The main elements that have long (and often complicated and branching) decay chains are the long-lived, but still unstable actinides. Specifically, uranium, thorium and plutonium. For reasons that I don't understand and aren't currently important, the isotopes of these elements are on an island of stability, and most of the elements slightly lighter than them are all unstable, some with very short half-lives. Their decay chains carry them, from their precarious perch, quickly through these elements, to the complete stability of lead.

Decay chains are important for two reasons, having to do with their absence and presence. In the lighter elements, their absence makes the technological use of isotopes, in medicine particularly, much safer than it would otherwise be. For example, Fluorine-18, which has a half-life of two hours and is used in medical testing, and emits a positron, turns into Oxygen-18, which is completely stable. If this isotope had a complicated decay chain, with varying products of varying half lives, its possible physiological consequences would be much more dangerous and unpredictable.
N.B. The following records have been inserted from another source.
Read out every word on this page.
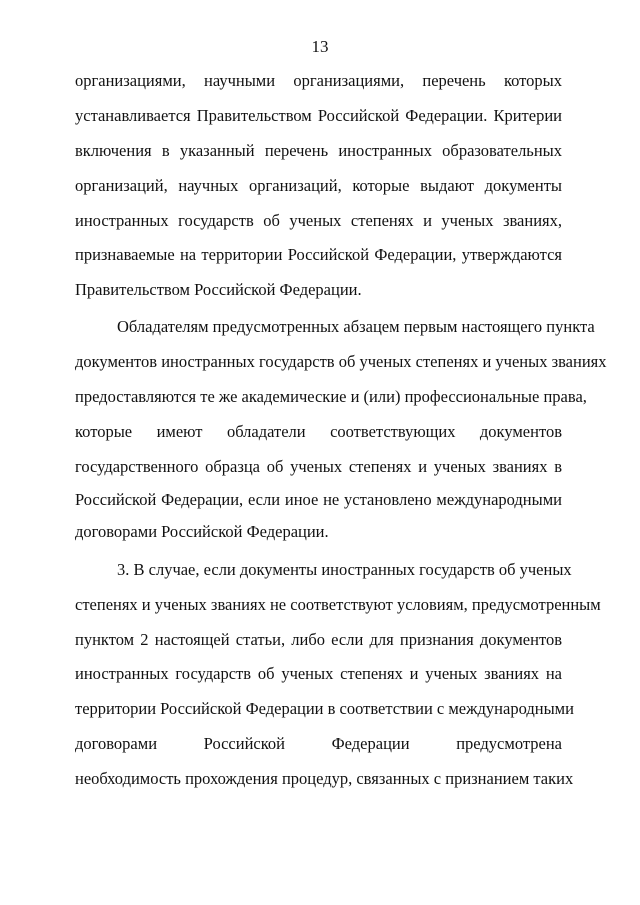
13
организациями, научными организациями, перечень которых
устанавливается Правительством Российской Федерации. Критерии
включения в указанный перечень иностранных образовательных
организаций, научных организаций, которые выдают документы
иностранных государств об ученых степенях и ученых званиях,
признаваемые на территории Российской Федерации, утверждаются
Правительством Российской Федерации.
Обладателям предусмотренных абзацем первым настоящего пункта
документов иностранных государств об ученых степенях и ученых званиях
предоставляются те же академические и (или) профессиональные права,
которые имеют обладатели соответствующих документов
государственного образца об ученых степенях и ученых званиях в
Российской Федерации, если иное не установлено международными
договорами Российской Федерации.
3. В случае, если документы иностранных государств об ученых
степенях и ученых званиях не соответствуют условиям, предусмотренным
пунктом 2 настоящей статьи, либо если для признания документов
иностранных государств об ученых степенях и ученых званиях на
территории Российской Федерации в соответствии с международными
договорами Российской Федерации предусмотрена
необходимость прохождения процедур, связанных с признанием таких
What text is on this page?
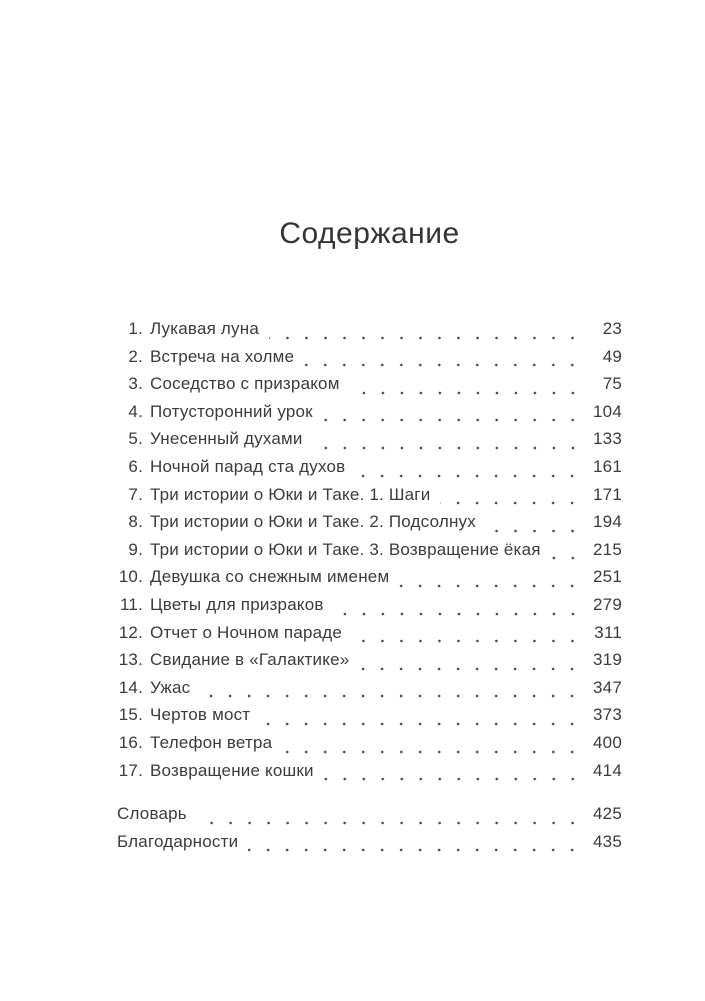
Содержание
1. Лукавая луна	23
2. Встреча на холме	49
3. Соседство с призраком	75
4. Потусторонний урок	104
5. Унесенный духами	133
6. Ночной парад ста духов	161
7. Три истории о Юки и Таке. 1. Шаги	171
8. Три истории о Юки и Таке. 2. Подсолнух	194
9. Три истории о Юки и Таке. 3. Возвращение ёкая	215
10. Девушка со снежным именем	251
11. Цветы для призраков	279
12. Отчет о Ночном параде	311
13. Свидание в «Галактике»	319
14. Ужас	347
15. Чертов мост	373
16. Телефон ветра	400
17. Возвращение кошки	414
Словарь	425
Благодарности	435
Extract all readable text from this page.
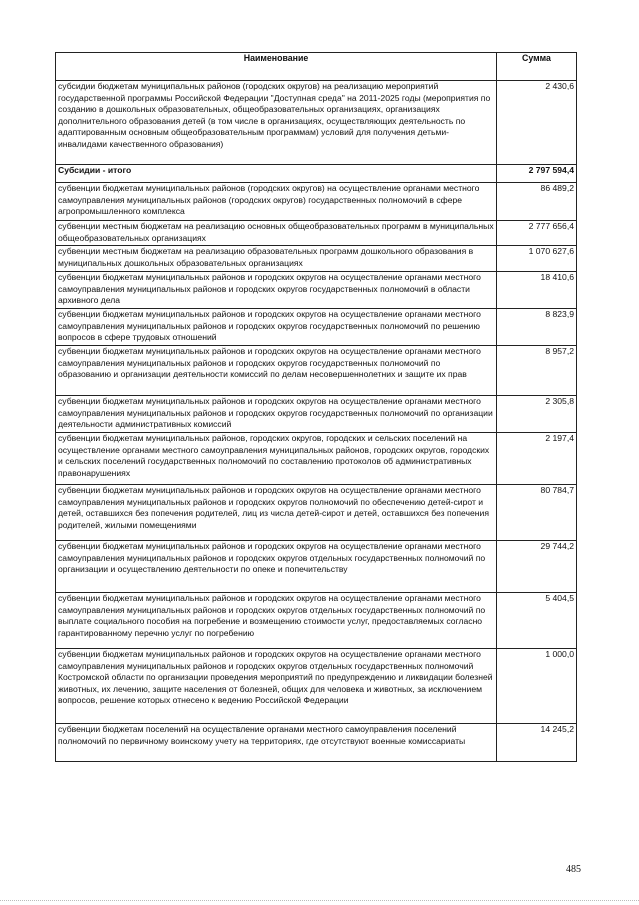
Наименование	Сумма
субсидии бюджетам муниципальных районов (городских округов) на реализацию мероприятий государственной программы Российской Федерации "Доступная среда" на 2011-2025 годы (мероприятия по созданию в дошкольных образовательных, общеобразовательных организациях, организациях дополнительного образования детей (в том числе в организациях, осуществляющих деятельность по адаптированным основным общеобразовательным программам) условий для получения детьми-инвалидами качественного образования)	2 430,6
Субсидии - итого	2 797 594,4
субвенции бюджетам муниципальных районов (городских округов) на осуществление органами местного самоуправления муниципальных районов (городских округов) государственных полномочий в сфере агропромышленного комплекса	86 489,2
субвенции местным бюджетам на реализацию основных общеобразовательных программ в муниципальных общеобразовательных организациях	2 777 656,4
субвенции местным бюджетам на реализацию образовательных программ дошкольного образования в муниципальных дошкольных образовательных организациях	1 070 627,6
субвенции бюджетам муниципальных районов и городских округов на осуществление органами местного самоуправления муниципальных районов и городских округов государственных полномочий в области архивного дела	18 410,6
субвенции бюджетам муниципальных районов и городских округов на осуществление органами местного самоуправления муниципальных районов и городских округов государственных полномочий по решению вопросов в сфере трудовых отношений	8 823,9
субвенции бюджетам муниципальных районов и городских округов на осуществление органами местного самоуправления муниципальных районов и городских округов государственных полномочий по образованию и организации деятельности комиссий по делам несовершеннолетних и защите их прав	8 957,2
субвенции бюджетам муниципальных районов и городских округов на осуществление органами местного самоуправления муниципальных районов и городских округов государственных полномочий по организации деятельности административных комиссий	2 305,8
субвенции бюджетам муниципальных районов, городских округов, городских и сельских поселений на осуществление органами местного самоуправления муниципальных районов, городских округов, городских и сельских поселений государственных полномочий по составлению протоколов об административных правонарушениях	2 197,4
субвенции бюджетам муниципальных районов и городских округов на осуществление органами местного самоуправления муниципальных районов и городских округов полномочий по обеспечению детей-сирот и детей, оставшихся без попечения родителей, лиц из числа детей-сирот и детей, оставшихся без попечения родителей, жилыми помещениями	80 784,7
субвенции бюджетам муниципальных районов и городских округов на осуществление органами местного самоуправления муниципальных районов и городских округов отдельных государственных полномочий по организации и осуществлению деятельности по опеке и попечительству	29 744,2
субвенции бюджетам муниципальных районов и городских округов на осуществление органами местного самоуправления муниципальных районов и городских округов отдельных государственных полномочий по выплате социального пособия на погребение и возмещению стоимости услуг, предоставляемых согласно гарантированному перечню услуг по погребению	5 404,5
субвенции бюджетам муниципальных районов и городских округов на осуществление органами местного самоуправления муниципальных районов и городских округов отдельных государственных полномочий Костромской области по организации проведения мероприятий по предупреждению и ликвидации болезней животных, их лечению, защите населения от болезней, общих для человека и животных, за исключением вопросов, решение которых отнесено к ведению Российской Федерации	1 000,0
субвенции бюджетам поселений на осуществление органами местного самоуправления поселений полномочий по первичному воинскому учету на территориях, где отсутствуют военные комиссариаты	14 245,2
485
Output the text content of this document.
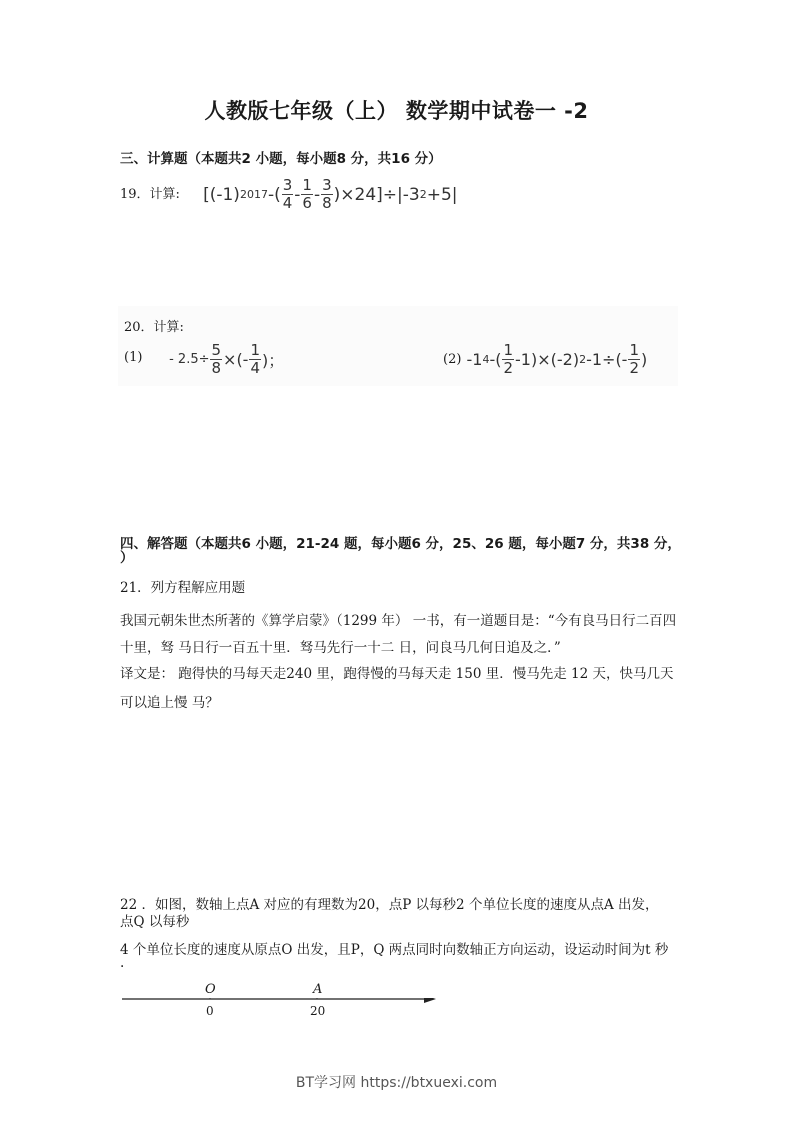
人教版七年级（上） 数学期中试卷一 -2
三、计算题（本题共2 小题，每小题8 分，共16 分）
19．计算: [(-1) 2017 -( $\frac{3}{4} - \frac{1}{6} - \frac{3}{8} )\times 24]\div|-3$ 2 +5|
20．计算:
$(1) - 2.5\div \frac{5}{8}$ ×(- $\frac{1}{4}$ )；	(2) -1 4 -( $\frac{1}{2} -1)\times(-2)$ 2 $-1\div(- \frac{1}{2}$ )
四、解答题（本题共6 小题，21-24 题，每小题6 分，25、26 题，每小题7 分，共38 分，
）
21．列方程解应用题
我国元朝朱世杰所著的《算学启蒙》（1299 年） 一书，有一道题目是：“今有良马日行二百四
十里，驽 马日行一百五十里．驽马先行一十二 日，问良马几何日追及之．”
译文是： 跑得快的马每天走240 里，跑得慢的马每天走 150 里．慢马先走 12 天，快马几天
可以追上慢 马？
22 ．如图，数轴上点A 对应的有理数为20，点P 以每秒2 个单位长度的速度从点A 出发，
点Q 以每秒
4 个单位长度的速度从原点O 出发，且P，Q 两点同时向数轴正方向运动，设运动时间为t 秒
.
O
0
A
20
BT学习网 https://btxuexi.com
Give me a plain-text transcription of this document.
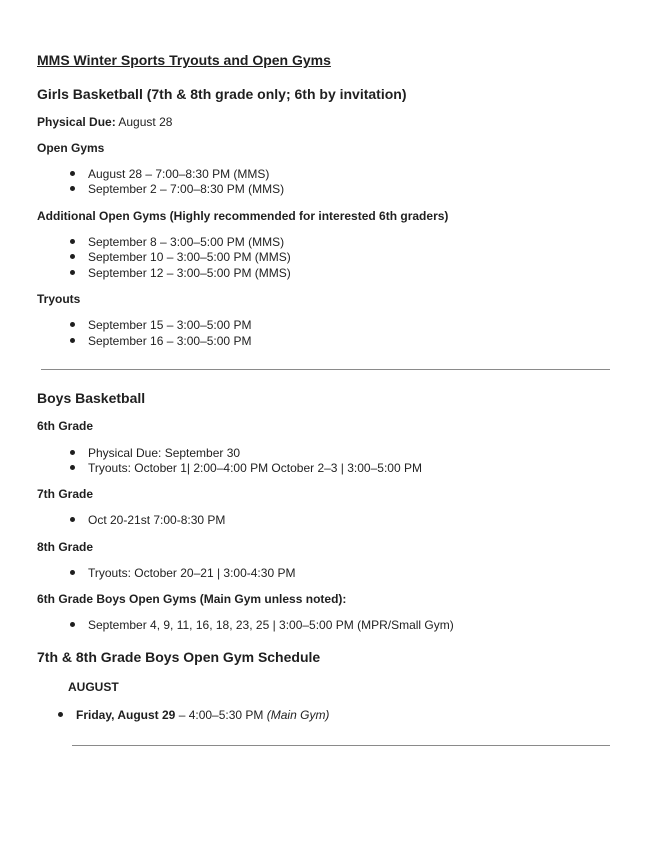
MMS Winter Sports Tryouts and Open Gyms
Girls Basketball (7th & 8th grade only; 6th by invitation)
Physical Due: August 28
Open Gyms
August 28 – 7:00–8:30 PM (MMS)
September 2 – 7:00–8:30 PM (MMS)
Additional Open Gyms (Highly recommended for interested 6th graders)
September 8 – 3:00–5:00 PM (MMS)
September 10 – 3:00–5:00 PM (MMS)
September 12 – 3:00–5:00 PM (MMS)
Tryouts
September 15 – 3:00–5:00 PM
September 16 – 3:00–5:00 PM
Boys Basketball
6th Grade
Physical Due: September 30
Tryouts: October 1| 2:00–4:00 PM October 2–3 | 3:00–5:00 PM
7th Grade
Oct 20-21st 7:00-8:30 PM
8th Grade
Tryouts: October 20–21 | 3:00-4:30 PM
6th Grade Boys Open Gyms (Main Gym unless noted):
September 4, 9, 11, 16, 18, 23, 25 | 3:00–5:00 PM (MPR/Small Gym)
7th & 8th Grade Boys Open Gym Schedule
AUGUST
Friday, August 29 – 4:00–5:30 PM (Main Gym)
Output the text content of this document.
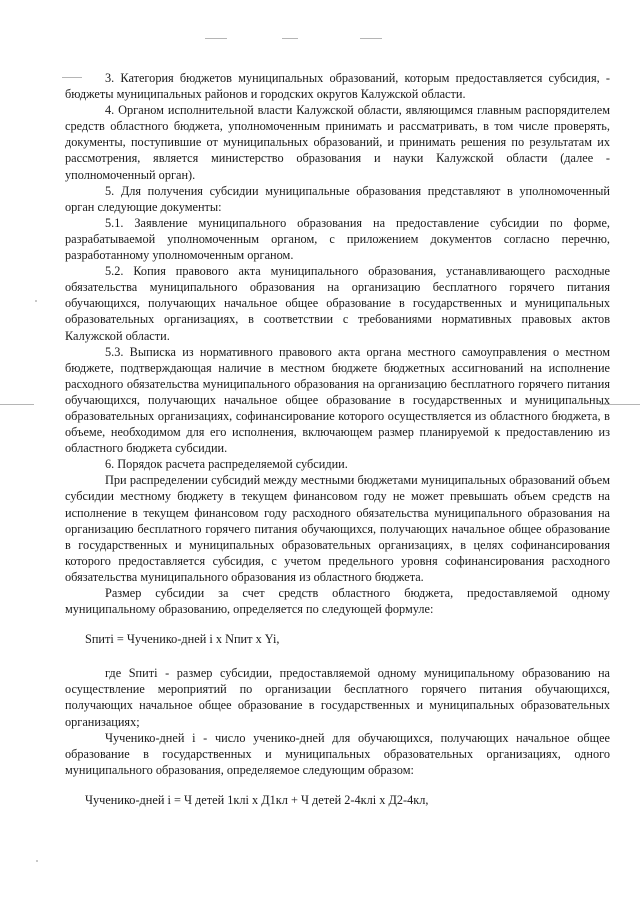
3. Категория бюджетов муниципальных образований, которым предоставляется субсидия, - бюджеты муниципальных районов и городских округов Калужской области.

4. Органом исполнительной власти Калужской области, являющимся главным распорядителем средств областного бюджета, уполномоченным принимать и рассматривать, в том числе проверять, документы, поступившие от муниципальных образований, и принимать решения по результатам их рассмотрения, является министерство образования и науки Калужской области (далее - уполномоченный орган).

5. Для получения субсидии муниципальные образования представляют в уполномоченный орган следующие документы:

5.1. Заявление муниципального образования на предоставление субсидии по форме, разрабатываемой уполномоченным органом, с приложением документов согласно перечню, разработанному уполномоченным органом.

5.2. Копия правового акта муниципального образования, устанавливающего расходные обязательства муниципального образования на организацию бесплатного горячего питания обучающихся, получающих начальное общее образование в государственных и муниципальных образовательных организациях, в соответствии с требованиями нормативных правовых актов Калужской области.

5.3. Выписка из нормативного правового акта органа местного самоуправления о местном бюджете, подтверждающая наличие в местном бюджете бюджетных ассигнований на исполнение расходного обязательства муниципального образования на организацию бесплатного горячего питания обучающихся, получающих начальное общее образование в государственных и муниципальных образовательных организациях, софинансирование которого осуществляется из областного бюджета, в объеме, необходимом для его исполнения, включающем размер планируемой к предоставлению из областного бюджета субсидии.

6. Порядок расчета распределяемой субсидии.

При распределении субсидий между местными бюджетами муниципальных образований объем субсидии местному бюджету в текущем финансовом году не может превышать объем средств на исполнение в текущем финансовом году расходного обязательства муниципального образования на организацию бесплатного горячего питания обучающихся, получающих начальное общее образование в государственных и муниципальных образовательных организациях, в целях софинансирования которого предоставляется субсидия, с учетом предельного уровня софинансирования расходного обязательства муниципального образования из областного бюджета.

Размер субсидии за счет средств областного бюджета, предоставляемой одному муниципальному образованию, определяется по следующей формуле:

Sпитi = Чученико-дней i х Nпит х Yi,

где Sпитi - размер субсидии, предоставляемой одному муниципальному образованию на осуществление мероприятий по организации бесплатного горячего питания обучающихся, получающих начальное общее образование в государственных и муниципальных образовательных организациях;

Чученико-дней i - число ученико-дней для обучающихся, получающих начальное общее образование в государственных и муниципальных образовательных организациях, одного муниципального образования, определяемое следующим образом:

Чученико-дней i = Ч детей 1клi х Д1кл + Ч детей 2-4клi х Д2-4кл,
The presence of decay chains in heavier elements is important for two reasons. First, it means the total energy released is much higher than it would first appear. The alpha decay of an atom of Uranium-238 releases 4.5 MeV of energy. However, accounting for all the decays in its chain before it becomes a stable isotope, it actually releases ten times that amount of energy. It also, during that decay chain, passes through some elements with quite different chemical properties, such as when it becomes Radon gas, which can be inhaled. In summary, the additional energy and variance in chemical properties of the elements in a long decay chain of the actinides make radioactivity much more dangerous than it would otherwise be.